THURSDAY, MAY 7, 2026VOL. XXVI · NO. 17
Sports

The WNBA Knows How to Sell the Game. It's Still Learning to Sell Itself.

A writer at The Athletic called the league's 2026 TV plan almost perfect. That 'almost' is doing a lot of work.

By Chasing Seconds · MAY 6, 20262 minute read

Photo · Latest Headlines - The Athletic

The Qualifier Does the Talking

Almost perfect is a strange thing to publish. It's not a hedge — it's an invitation. A writer at The Athletic looked at the WNBA's 2026 television distribution plan and came that close to calling it right, then stopped. Staked out the position, named the gap, and left the door open. That's the piece. That's also the story.

Because "almost" from a sports business writer isn't faint praise or soft criticism. It's a diagnosis. It says the structure is there. The bones are sound. And somewhere in the execution, the league is still not quite asking for what it's worth.

That's the tension worth sitting with.

What the Moment Reveals

The WNBA has had a few years now of genuine, undeniable momentum. The kind that doesn't need a press release. Attendance, viewership, cultural visibility — the league has built something real and the market has started to agree. So when a sports business publication gets close to endorsing the broadcast strategy and then pumps the brakes, it's worth asking what that almost is protecting.

TV distribution is where leagues negotiate their self-image. It's not just about reach — it's about what you believe you're worth, who you trust to present you, and how much friction you're willing to accept in the name of revenue. The NBA figured this out a long time ago. The NFL has been running the playbook for decades. The WNBA is newer to the table, and the Athletic's framing suggests it's still calibrating.

The piece doesn't trash the plan. That's notable. There's no condemnation in "almost." There's something closer to encouragement from a position of genuine investment — the kind of take that only lands when the writer believes the league is capable of closing the gap.

What the coverage signals is that the people paying close attention — the sports business press, the industry observers who track rights fees and distribution windows and subscriber numbers — are watching the WNBA with the expectation of competence now. Not charity. Not novelty. Competence. That's a different kind of pressure, and it's a better problem to have.

Pricing Your Own Product

The most interesting thing about where the league "hasn't figured it out," as the Athletic frames it, is that it's almost certainly about valuation. Not talent. Not storytelling. Not the quality of the game, which has been undeniable. It's about the WNBA's willingness to hold the line on what it believes its audience is worth to a broadcast partner.

Every rights negotiation is a mirror. You learn what you think of yourself in the number you accept.

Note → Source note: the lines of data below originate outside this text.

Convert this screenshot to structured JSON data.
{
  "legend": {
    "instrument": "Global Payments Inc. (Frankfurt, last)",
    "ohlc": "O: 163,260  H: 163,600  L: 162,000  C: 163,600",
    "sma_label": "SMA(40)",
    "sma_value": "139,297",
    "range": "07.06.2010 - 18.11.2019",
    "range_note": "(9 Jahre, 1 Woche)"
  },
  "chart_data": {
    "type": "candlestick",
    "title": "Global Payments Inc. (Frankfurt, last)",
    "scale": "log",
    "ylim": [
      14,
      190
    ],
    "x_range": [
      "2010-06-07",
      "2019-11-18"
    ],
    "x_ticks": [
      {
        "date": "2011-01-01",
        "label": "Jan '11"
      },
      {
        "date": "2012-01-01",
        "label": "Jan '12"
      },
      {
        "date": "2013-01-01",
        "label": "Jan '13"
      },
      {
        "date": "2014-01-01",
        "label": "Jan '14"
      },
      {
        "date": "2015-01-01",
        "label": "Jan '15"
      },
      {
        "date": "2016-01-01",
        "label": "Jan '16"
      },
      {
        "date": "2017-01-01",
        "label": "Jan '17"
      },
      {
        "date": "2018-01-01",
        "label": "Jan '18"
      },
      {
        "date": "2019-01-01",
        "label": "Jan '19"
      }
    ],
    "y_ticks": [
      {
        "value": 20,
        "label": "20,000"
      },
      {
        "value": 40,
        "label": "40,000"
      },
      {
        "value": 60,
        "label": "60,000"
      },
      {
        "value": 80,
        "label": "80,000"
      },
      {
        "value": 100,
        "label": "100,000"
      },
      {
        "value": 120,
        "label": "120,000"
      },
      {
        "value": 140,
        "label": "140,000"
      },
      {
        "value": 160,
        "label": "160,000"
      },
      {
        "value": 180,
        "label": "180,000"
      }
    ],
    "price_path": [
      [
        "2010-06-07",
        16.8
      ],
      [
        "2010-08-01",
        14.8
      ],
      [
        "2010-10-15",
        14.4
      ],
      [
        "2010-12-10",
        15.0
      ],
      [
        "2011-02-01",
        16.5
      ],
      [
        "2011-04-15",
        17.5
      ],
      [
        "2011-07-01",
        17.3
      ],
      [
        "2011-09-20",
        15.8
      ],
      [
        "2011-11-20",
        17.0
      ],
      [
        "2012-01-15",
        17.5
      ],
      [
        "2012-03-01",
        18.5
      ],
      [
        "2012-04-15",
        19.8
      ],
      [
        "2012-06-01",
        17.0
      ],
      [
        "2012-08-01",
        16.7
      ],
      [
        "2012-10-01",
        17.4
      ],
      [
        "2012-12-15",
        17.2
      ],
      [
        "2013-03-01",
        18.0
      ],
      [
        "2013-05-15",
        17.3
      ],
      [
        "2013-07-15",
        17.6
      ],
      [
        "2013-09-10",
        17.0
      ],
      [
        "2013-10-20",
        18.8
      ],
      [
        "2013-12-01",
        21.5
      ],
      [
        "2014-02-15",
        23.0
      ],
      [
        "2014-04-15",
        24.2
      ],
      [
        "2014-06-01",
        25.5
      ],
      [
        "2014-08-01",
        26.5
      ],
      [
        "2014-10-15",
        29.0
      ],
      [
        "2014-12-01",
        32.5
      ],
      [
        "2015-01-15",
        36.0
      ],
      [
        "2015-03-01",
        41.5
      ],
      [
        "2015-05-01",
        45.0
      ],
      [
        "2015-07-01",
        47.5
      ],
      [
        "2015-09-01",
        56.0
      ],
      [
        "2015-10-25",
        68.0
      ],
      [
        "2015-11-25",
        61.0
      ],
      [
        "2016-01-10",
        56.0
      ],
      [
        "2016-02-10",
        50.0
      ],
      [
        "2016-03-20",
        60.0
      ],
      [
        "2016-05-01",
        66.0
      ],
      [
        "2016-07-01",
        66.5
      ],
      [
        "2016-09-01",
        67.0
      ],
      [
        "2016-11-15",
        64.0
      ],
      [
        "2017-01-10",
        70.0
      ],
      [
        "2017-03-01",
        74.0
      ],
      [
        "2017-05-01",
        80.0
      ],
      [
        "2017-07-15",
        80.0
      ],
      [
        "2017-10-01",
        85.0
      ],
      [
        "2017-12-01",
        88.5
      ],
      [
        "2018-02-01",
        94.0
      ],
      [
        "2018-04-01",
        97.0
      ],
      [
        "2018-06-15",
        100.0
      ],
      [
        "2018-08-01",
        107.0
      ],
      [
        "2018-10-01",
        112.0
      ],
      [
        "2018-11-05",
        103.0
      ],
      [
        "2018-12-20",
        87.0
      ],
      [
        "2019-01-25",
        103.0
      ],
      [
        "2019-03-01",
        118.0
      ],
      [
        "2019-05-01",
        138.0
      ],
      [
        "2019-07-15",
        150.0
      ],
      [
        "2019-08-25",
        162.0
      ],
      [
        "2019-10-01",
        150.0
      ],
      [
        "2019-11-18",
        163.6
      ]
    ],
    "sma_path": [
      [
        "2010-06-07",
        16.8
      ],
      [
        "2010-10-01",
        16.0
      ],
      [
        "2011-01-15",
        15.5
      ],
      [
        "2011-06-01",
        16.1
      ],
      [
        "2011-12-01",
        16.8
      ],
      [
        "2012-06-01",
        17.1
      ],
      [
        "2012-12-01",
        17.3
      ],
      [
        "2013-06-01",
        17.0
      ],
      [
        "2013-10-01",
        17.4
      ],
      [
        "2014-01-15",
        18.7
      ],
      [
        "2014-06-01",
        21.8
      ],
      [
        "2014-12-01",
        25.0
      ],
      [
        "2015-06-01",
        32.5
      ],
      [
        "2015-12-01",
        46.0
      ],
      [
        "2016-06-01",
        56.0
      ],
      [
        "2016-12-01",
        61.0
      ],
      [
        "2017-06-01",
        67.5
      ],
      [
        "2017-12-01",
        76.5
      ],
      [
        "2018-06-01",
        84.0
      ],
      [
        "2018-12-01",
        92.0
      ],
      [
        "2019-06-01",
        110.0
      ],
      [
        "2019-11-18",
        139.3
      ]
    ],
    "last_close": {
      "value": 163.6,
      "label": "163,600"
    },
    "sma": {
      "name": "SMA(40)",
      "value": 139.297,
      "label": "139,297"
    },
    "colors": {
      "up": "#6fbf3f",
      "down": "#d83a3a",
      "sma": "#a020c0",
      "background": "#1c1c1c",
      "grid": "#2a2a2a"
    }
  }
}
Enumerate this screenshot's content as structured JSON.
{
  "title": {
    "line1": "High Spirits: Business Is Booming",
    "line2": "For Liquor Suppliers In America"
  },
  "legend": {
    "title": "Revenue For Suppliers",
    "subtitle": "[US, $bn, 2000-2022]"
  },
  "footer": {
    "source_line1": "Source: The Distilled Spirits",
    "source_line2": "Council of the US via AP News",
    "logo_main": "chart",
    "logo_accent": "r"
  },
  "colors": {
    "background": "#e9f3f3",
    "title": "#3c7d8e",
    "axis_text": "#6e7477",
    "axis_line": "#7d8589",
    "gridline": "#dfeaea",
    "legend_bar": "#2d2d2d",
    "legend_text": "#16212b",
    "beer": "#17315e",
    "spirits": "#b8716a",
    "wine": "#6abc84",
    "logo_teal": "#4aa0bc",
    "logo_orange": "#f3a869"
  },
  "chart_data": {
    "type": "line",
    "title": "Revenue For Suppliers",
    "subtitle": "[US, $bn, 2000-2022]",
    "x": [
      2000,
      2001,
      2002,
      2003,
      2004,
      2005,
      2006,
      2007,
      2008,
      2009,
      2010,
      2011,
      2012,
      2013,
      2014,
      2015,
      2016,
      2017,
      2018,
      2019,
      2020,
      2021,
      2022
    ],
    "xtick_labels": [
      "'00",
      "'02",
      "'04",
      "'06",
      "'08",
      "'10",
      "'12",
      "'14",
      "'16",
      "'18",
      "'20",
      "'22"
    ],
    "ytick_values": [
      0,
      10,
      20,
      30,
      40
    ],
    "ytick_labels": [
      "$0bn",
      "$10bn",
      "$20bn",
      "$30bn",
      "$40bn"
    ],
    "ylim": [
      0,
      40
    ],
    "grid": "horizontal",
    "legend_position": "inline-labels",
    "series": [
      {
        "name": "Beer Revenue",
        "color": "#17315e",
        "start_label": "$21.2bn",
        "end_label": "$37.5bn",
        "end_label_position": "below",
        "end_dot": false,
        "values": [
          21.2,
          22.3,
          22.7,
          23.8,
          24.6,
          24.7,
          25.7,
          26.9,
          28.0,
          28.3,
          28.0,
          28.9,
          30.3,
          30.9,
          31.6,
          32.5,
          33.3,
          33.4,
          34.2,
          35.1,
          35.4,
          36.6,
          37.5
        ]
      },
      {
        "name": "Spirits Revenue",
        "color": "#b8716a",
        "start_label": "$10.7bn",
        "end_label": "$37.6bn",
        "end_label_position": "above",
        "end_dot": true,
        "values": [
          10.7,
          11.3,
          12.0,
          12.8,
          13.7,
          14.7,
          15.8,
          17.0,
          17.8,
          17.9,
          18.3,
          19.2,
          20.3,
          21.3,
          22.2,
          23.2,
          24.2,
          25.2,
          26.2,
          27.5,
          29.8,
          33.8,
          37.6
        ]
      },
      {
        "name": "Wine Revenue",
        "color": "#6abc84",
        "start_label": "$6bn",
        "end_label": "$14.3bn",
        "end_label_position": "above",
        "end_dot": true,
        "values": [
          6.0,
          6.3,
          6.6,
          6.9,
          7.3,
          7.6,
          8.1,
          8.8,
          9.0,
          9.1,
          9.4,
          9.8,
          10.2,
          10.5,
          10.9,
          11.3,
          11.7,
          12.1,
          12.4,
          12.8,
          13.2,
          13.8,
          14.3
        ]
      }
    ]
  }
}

The league has had seasons that moved the needle on every metric that matters to network executives — and it's had stars who moved the needle on metrics those executives didn't even know they cared about. If the distribution plan is almost right and the almost lives in the pricing, then the next conversation isn't about reaching more fans. It's about refusing to undercharge the ones you already have.

Almost perfect is still the best the league has ever looked in this room. The gap just got smaller.